Download or read book Mandell Douglas and Bennett s Principles and Practice of Infectious Diseases E Book written by John E. Bennett and published by Elsevier Health Sciences. This book was released on 2014-09-02 with total page 5094 pages. Available in PDF, EPUB and Kindle. Book excerpt: After thirty five years, Mandell, Douglas, and Bennett’s Principles and Practice of Infectious Diseases, 8th Edition is still the reference of choice for comprehensive, global guidance on diagnosing and treating the most challenging infectious diseases. Drs. John E. Bennett and Raphael Dolin along with new editorial team member Dr. Martin Blaser have meticulously updated this latest edition to save you time and to ensure you have the latest clinical and scientific knowledge at your fingertips. With new chapters, expanded and updated coverage, increased worldwide perspectives, and many new contributors, Mandell, Douglas, and Bennett’s Principles and Practice of Infectious Diseases, 8th Edition helps you identify and treat whatever infectious disease you see. Get the answers to any questions you have with more in-depth coverage of epidemiology, etiology, pathology, microbiology, immunology, and treatment of infectious agents than you’ll find in any other ID resource. Apply the latest knowledge with updated diagnoses and treatments for currently recognized and newly emerging infectious diseases, such as those caused by avian and swine influenza viruses. Put the latest knowledge to work in your practice with new or completely revised chapters on Influenza (new pandemic strains); New Middle East Respiratory Syndrome (MERS) Virus; Probiotics; Antibiotics for resistant bacteria; Antifungal drugs; New Antivirals for hepatitis B and C; Clostridium difficile treatment; Sepsis; Advances in HIV prevention and treatment; Viral gastroenteritis; Lyme Disease; Helicobacter pylori; Malaria; Infections in immunocompromised hosts; Immunization (new vaccines and new recommendations); and Microbiome. Benefit from fresh perspectives and expanded global insights from an expanded team of American and International contributors. Martin Blaser, MD, a leading expert and Muriel G. and George W. Singer Professional of Translational Medicine at New York University School of Medicine, joins veteran PPID editors John E. Bennett, MD, and Raphael Dolin, MD to continue a legacy of excellence. Find and grasp the information you need easily and rapidly with newly added chapter summaries.

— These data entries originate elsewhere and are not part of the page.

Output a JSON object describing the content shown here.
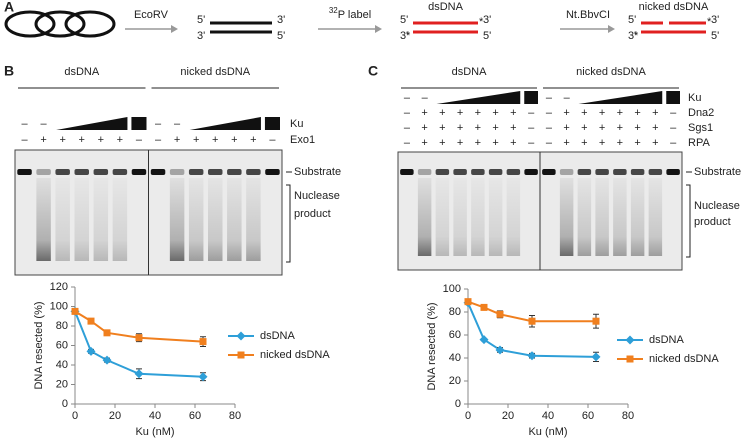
{
  "panel_a": {
    "label": "A",
    "ends": [
      "5'",
      "3'",
      "3'",
      "5'"
    ],
    "steps": [
      "EcoRV",
      {
        "sup": "32",
        "text": "P label"
      },
      "Nt.BbvCI"
    ],
    "products": [
      "dsDNA",
      "nicked dsDNA"
    ]
  },
  "gels": [
    {
      "label": "B",
      "groups": [
        "dsDNA",
        "nicked dsDNA"
      ],
      "rows": [
        {
          "name": "Ku",
          "signs": [
            "–",
            "–"
          ]
        },
        {
          "name": "Exo1",
          "signs": [
            "–",
            "+",
            "+",
            "+",
            "+",
            "+",
            "–"
          ]
        }
      ],
      "substrate": "Substrate",
      "product": [
        "Nuclease",
        "product"
      ]
    },
    {
      "label": "C",
      "groups": [
        "dsDNA",
        "nicked dsDNA"
      ],
      "rows": [
        {
          "name": "Ku",
          "signs": [
            "–",
            "–"
          ]
        },
        {
          "name": "Dna2",
          "signs": [
            "–",
            "+",
            "+",
            "+",
            "+",
            "+",
            "+",
            "–"
          ]
        },
        {
          "name": "Sgs1",
          "signs": [
            "–",
            "+",
            "+",
            "+",
            "+",
            "+",
            "+",
            "–"
          ]
        },
        {
          "name": "RPA",
          "signs": [
            "–",
            "+",
            "+",
            "+",
            "+",
            "+",
            "+",
            "–"
          ]
        }
      ],
      "substrate": "Substrate",
      "product": [
        "Nuclease",
        "product"
      ]
    }
  ],
  "chart_data": [
    {
      "type": "line",
      "xlabel": "Ku (nM)",
      "ylabel": "DNA resected (%)",
      "x": [
        0,
        8,
        16,
        32,
        64
      ],
      "xlim": [
        0,
        80
      ],
      "xticks": [
        0,
        20,
        40,
        60,
        80
      ],
      "ylim": [
        0,
        120
      ],
      "yticks": [
        0,
        20,
        40,
        60,
        80,
        100,
        120
      ],
      "legend": "right",
      "series": [
        {
          "name": "dsDNA",
          "color": "#2e9fd8",
          "marker": "diamond",
          "values": [
            95,
            54,
            45,
            31,
            28
          ],
          "errors": [
            0,
            2,
            2,
            5,
            4
          ]
        },
        {
          "name": "nicked dsDNA",
          "color": "#f07f1e",
          "marker": "square",
          "values": [
            95,
            85,
            73,
            68,
            64
          ],
          "errors": [
            0,
            2,
            2,
            4,
            5
          ]
        }
      ]
    },
    {
      "type": "line",
      "xlabel": "Ku (nM)",
      "ylabel": "DNA resected (%)",
      "x": [
        0,
        8,
        16,
        32,
        64
      ],
      "xlim": [
        0,
        80
      ],
      "xticks": [
        0,
        20,
        40,
        60,
        80
      ],
      "ylim": [
        0,
        100
      ],
      "yticks": [
        0,
        20,
        40,
        60,
        80,
        100
      ],
      "legend": "right",
      "series": [
        {
          "name": "dsDNA",
          "color": "#2e9fd8",
          "marker": "diamond",
          "values": [
            88,
            56,
            47,
            42,
            41
          ],
          "errors": [
            0,
            1,
            2,
            2,
            4
          ]
        },
        {
          "name": "nicked dsDNA",
          "color": "#f07f1e",
          "marker": "square",
          "values": [
            89,
            84,
            78,
            72,
            72
          ],
          "errors": [
            0,
            2,
            3,
            5,
            6
          ]
        }
      ]
    }
  ]
}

Download or read book Nucleic Acid Polymerases written by Katsuhiko S. Murakami and published by Springer Science & Business Media. This book was released on 2013-10-22 with total page 342 pages. Available in PDF, EPUB and Kindle. Book excerpt: This book provides a review of the multitude of nucleic acid polymerases, including DNA and RNA polymerases from Archea, Bacteria and Eukaryota, mitochondrial and viral polymerases, and other specialized polymerases such as telomerase, template-independent terminal nucleotidyl transferase and RNA self-replication ribozyme. Although many books cover several different types of polymerases, no book so far has attempted to catalog all nucleic acid polymerases. The goal of this book is to be the top reference work for postgraduate students, postdocs, and principle investigators who study polymerases of all varieties. In other words, this book is for polymerase fans by polymerase fans. Nucleic acid polymerases play a fundamental role in genome replication, maintenance, gene expression and regulation. Throughout evolution these enzymes have been pivotal in transforming life towards RNA self-replicating systems as well as into more stable DNA genomes. These enzymes are generally extremely efficient and accurate in RNA transcription and DNA replication and share common kinetic and structural features. How catalysis can be so amazingly fast without loss of specificity is a question that has intrigued researchers for over 60 years. Certain specialized polymerases that play a critical role in cellular metabolism are used for diverse biotechnological applications and are therefore an essential tool for research.